Родители Якова стали подмечать, что сын повеселел, и по вечерам пропадает где-то. Матушка только крестится да вздыхает, отец только покрякивает: «Лиха беда начало!». А Яков тоже ничего не видит. Только вечером лавку закроет, только товар учтет, несется на крыльях к ней, любимой, к Настеньке.
Эх, крутишь ты, жизнь, свою картину! Чем-то она обернется?
Савва Фомич собирается. Завтра он едет по делам в Москву. Он принимает заказы от жены и дочки за вечерней чашкой чая.
- Ты, Савва Фомич, присмотрись, приценись, да, может, домишко там купишь? Поленьку вывозить надобно. Пора об ее партии подумать.
- В Москве-то сейчас неспокойно. Куда дома-то покупать. А партию мы Полине и тут найдем? Вон Яков, Сергея Викентьича сынок, чем не партия? – Савва Фомич шумно дует на чай.
- И то правда, - вздыхает Наталья Сергеевна.
- Вот, еще, без меня меня женили, - прячет довольную улыбку Полина. - Вы меня-то спросили? А, может, не люб он мне!

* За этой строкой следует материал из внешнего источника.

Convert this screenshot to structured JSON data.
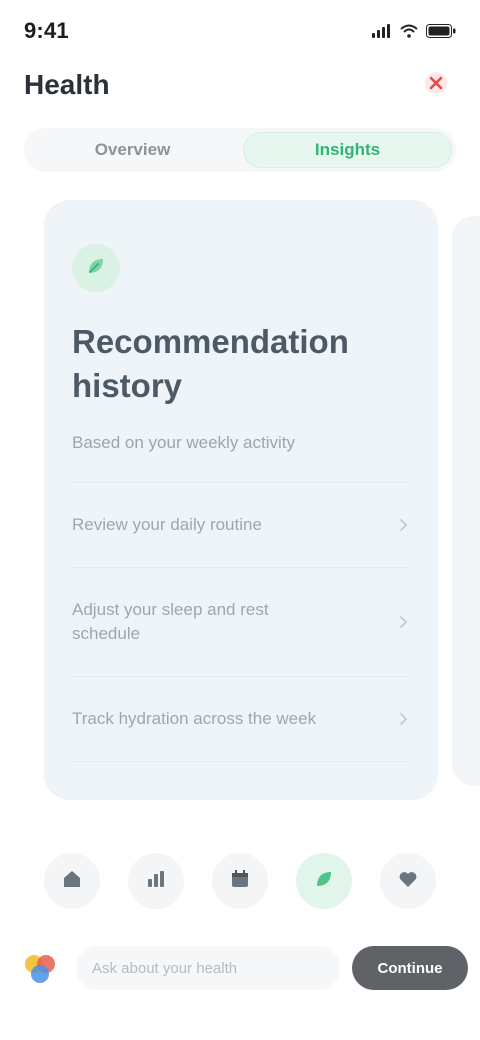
{
  "status_bar": {
    "time": "9:41"
  },
  "header": {
    "title": "Health",
    "action_icon": "close-icon"
  },
  "tabs": [
    {
      "label": "Overview",
      "active": false
    },
    {
      "label": "Insights",
      "active": true
    }
  ],
  "card": {
    "badge_icon": "leaf-icon",
    "title": "Recommendation history",
    "subtitle": "Based on your weekly activity",
    "options": [
      {
        "label": "Review your daily routine"
      },
      {
        "label": "Adjust your sleep and rest schedule"
      },
      {
        "label": "Track hydration across the week"
      }
    ]
  },
  "toolbar": {
    "buttons": [
      {
        "icon": "home-icon",
        "active": false
      },
      {
        "icon": "chart-icon",
        "active": false
      },
      {
        "icon": "calendar-icon",
        "active": false
      },
      {
        "icon": "leaf-icon",
        "active": true
      },
      {
        "icon": "heart-icon",
        "active": false
      }
    ]
  },
  "bottom": {
    "prompt_placeholder": "Ask about your health",
    "button_label": "Continue"
  },
  "colors": {
    "accent": "#2fb574",
    "card_bg": "#eff4f8",
    "danger": "#e5484d"
  }
}
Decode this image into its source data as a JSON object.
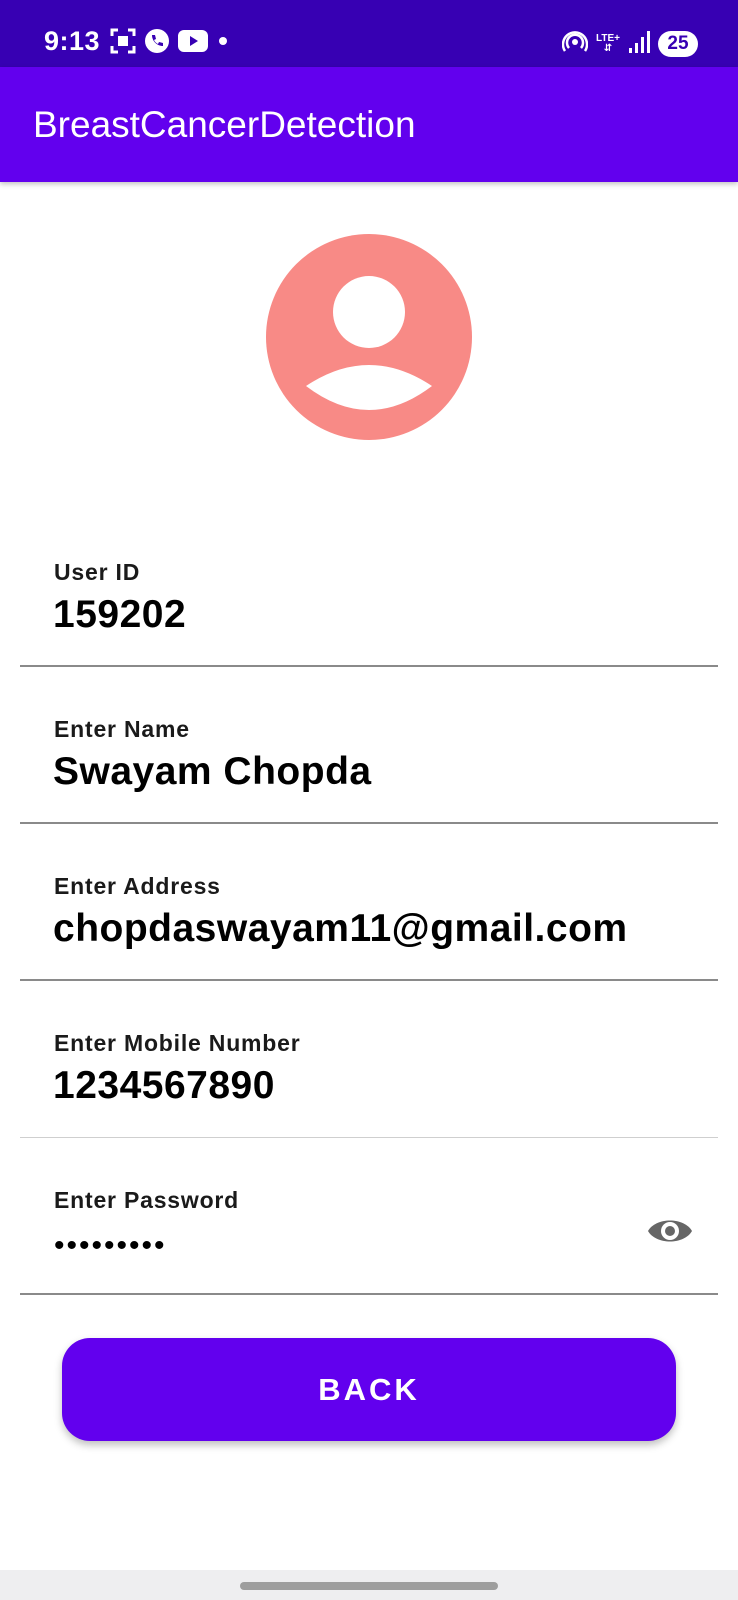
{
  "status_bar": {
    "time": "9:13",
    "network_label": "LTE+",
    "battery_level": "25",
    "left_icons": [
      "screenshot-icon",
      "phone-app-icon",
      "youtube-icon",
      "notification-dot-icon"
    ],
    "right_icons": [
      "hotspot-icon",
      "lte-signal-icon",
      "cell-signal-icon",
      "battery-icon"
    ]
  },
  "app_bar": {
    "title": "BreastCancerDetection"
  },
  "profile": {
    "avatar_icon": "person-avatar-icon",
    "avatar_color": "#f88a86"
  },
  "form": {
    "user_id": {
      "label": "User ID",
      "value": "159202"
    },
    "name": {
      "label": "Enter Name",
      "value": "Swayam Chopda"
    },
    "address": {
      "label": "Enter Address",
      "value": "chopdaswayam11@gmail.com"
    },
    "mobile": {
      "label": "Enter Mobile Number",
      "value": "1234567890"
    },
    "password": {
      "label": "Enter Password",
      "value": "•••••••••",
      "toggle_icon": "eye-icon"
    }
  },
  "actions": {
    "back_label": "BACK"
  },
  "colors": {
    "status_bar": "#3700b3",
    "primary": "#6200ee",
    "avatar": "#f88a86"
  }
}
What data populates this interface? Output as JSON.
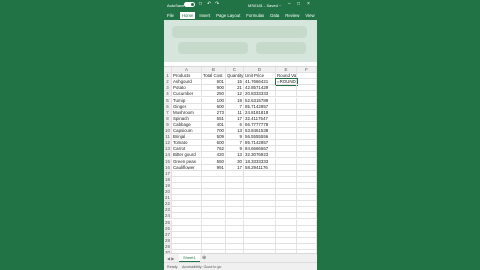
{
  "titlebar": {
    "autosave": "AutoSave",
    "filename": "MS0181 - Saved ~"
  },
  "ribbon_tabs": [
    "File",
    "Home",
    "Insert",
    "Page Layout",
    "Formulas",
    "Data",
    "Review",
    "View"
  ],
  "active_tab": "Home",
  "columns": [
    "",
    "A",
    "B",
    "C",
    "D",
    "E",
    "F"
  ],
  "headers": {
    "a": "Products",
    "b": "Total Cost",
    "c": "Quantity",
    "d": "Unit Price",
    "e": "Round Value"
  },
  "rows": [
    {
      "a": "Ashgourd",
      "b": "601",
      "c": "15",
      "d": "41.7666421",
      "e": "=ROUND(D2"
    },
    {
      "a": "Potato",
      "b": "900",
      "c": "21",
      "d": "42.8571429",
      "e": ""
    },
    {
      "a": "Cucumber",
      "b": "250",
      "c": "12",
      "d": "20.8333333",
      "e": ""
    },
    {
      "a": "Turnip",
      "b": "100",
      "c": "19",
      "d": "52.6315789",
      "e": ""
    },
    {
      "a": "Ginger",
      "b": "600",
      "c": "7",
      "d": "85.7142857",
      "e": ""
    },
    {
      "a": "Mushroom",
      "b": "273",
      "c": "11",
      "d": "24.8181818",
      "e": ""
    },
    {
      "a": "Spinach",
      "b": "551",
      "c": "17",
      "d": "32.4117647",
      "e": ""
    },
    {
      "a": "Cabbage",
      "b": "401",
      "c": "6",
      "d": "66.7777778",
      "e": ""
    },
    {
      "a": "Capsicum",
      "b": "700",
      "c": "13",
      "d": "53.8461538",
      "e": ""
    },
    {
      "a": "Brinjal",
      "b": "509",
      "c": "9",
      "d": "56.5555556",
      "e": ""
    },
    {
      "a": "Tomato",
      "b": "600",
      "c": "7",
      "d": "85.7142857",
      "e": ""
    },
    {
      "a": "Carrot",
      "b": "762",
      "c": "9",
      "d": "84.6666667",
      "e": ""
    },
    {
      "a": "Bitter gourd",
      "b": "420",
      "c": "13",
      "d": "32.3076923",
      "e": ""
    },
    {
      "a": "Green peas",
      "b": "550",
      "c": "30",
      "d": "18.3333333",
      "e": ""
    },
    {
      "a": "Cauliflower",
      "b": "991",
      "c": "17",
      "d": "58.2941176",
      "e": ""
    }
  ],
  "row_numbers": [
    "1",
    "2",
    "3",
    "4",
    "5",
    "6",
    "7",
    "8",
    "9",
    "10",
    "11",
    "12",
    "13",
    "14",
    "15",
    "16",
    "17",
    "18",
    "19",
    "20",
    "21",
    "22",
    "23",
    "24",
    "25",
    "26",
    "27",
    "28",
    "29",
    "30"
  ],
  "sheet_tab": "Sheet1",
  "status": {
    "ready": "Ready",
    "accessibility": "Accessibility: Good to go"
  },
  "colors": {
    "accent": "#217346"
  }
}
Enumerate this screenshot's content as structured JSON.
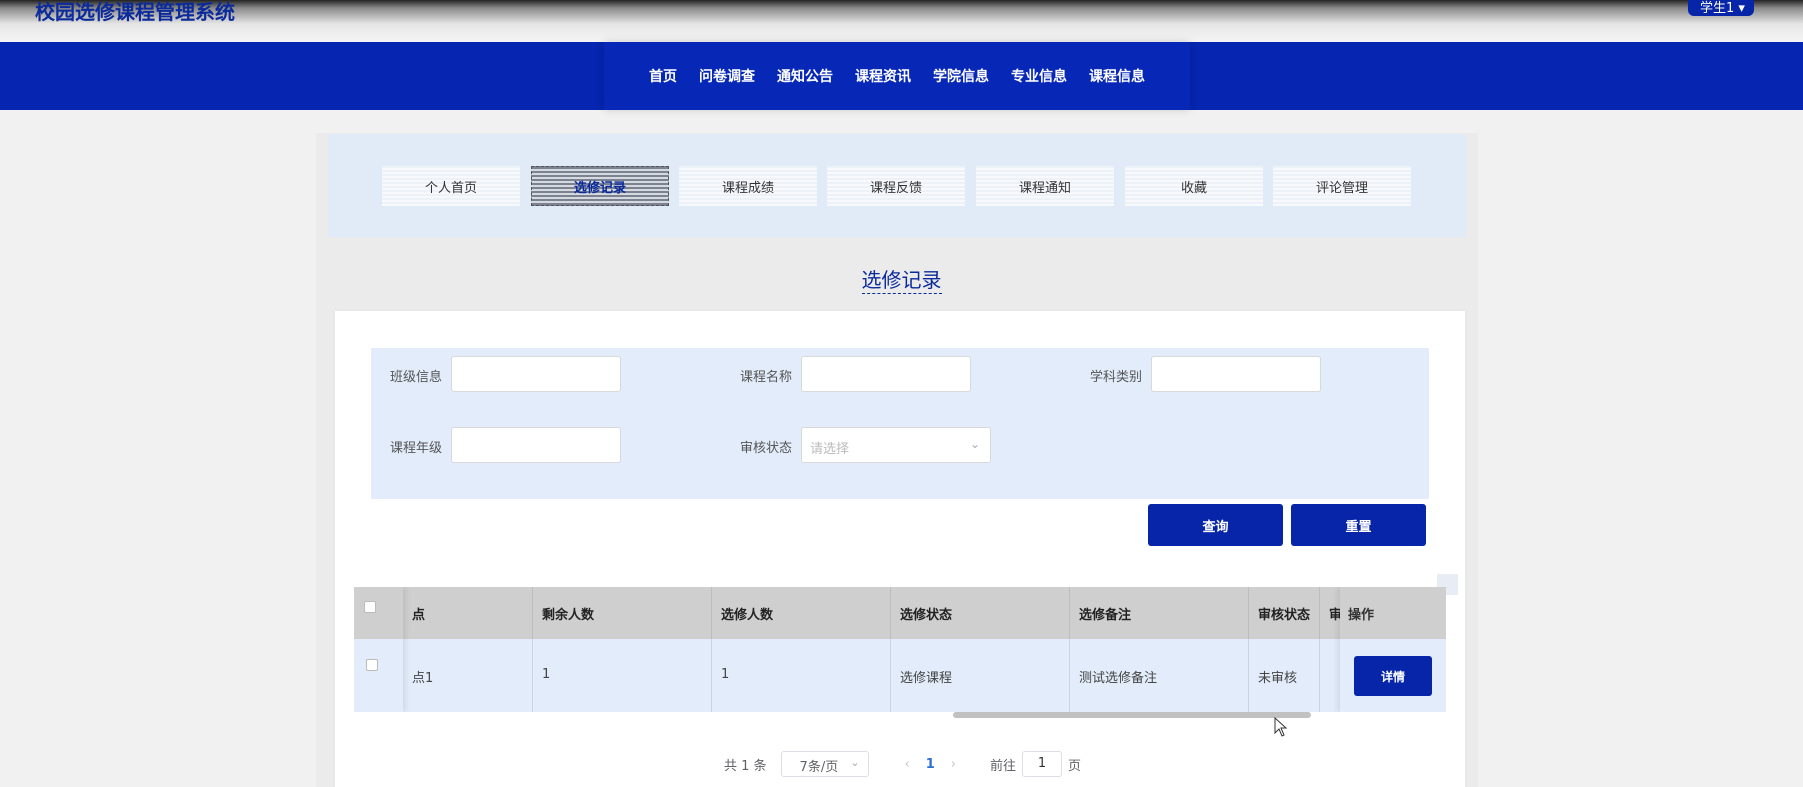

- Не люб! Скажешь! Ты ж, его, когда видишь, слюни пускаешь так, что за версту видать! – гогочет хозяин.
- Фи, папа. Ну, как вы можете! – Полина вскочила из-за стола и убежала к себе в комнату, по дороге перевернув стул.
- Савва Фомич, зря ты так. Полю обидел. Зачем? – Наталья Сергеевна с недовольством поглядывает на мужа.
- Наташенька, ну что я такого сказал? Правда ведь это.
- Правда, не правда, а мог бы быть и поделикатнее! – Крестненькая с шумом отодвигает свою чашку.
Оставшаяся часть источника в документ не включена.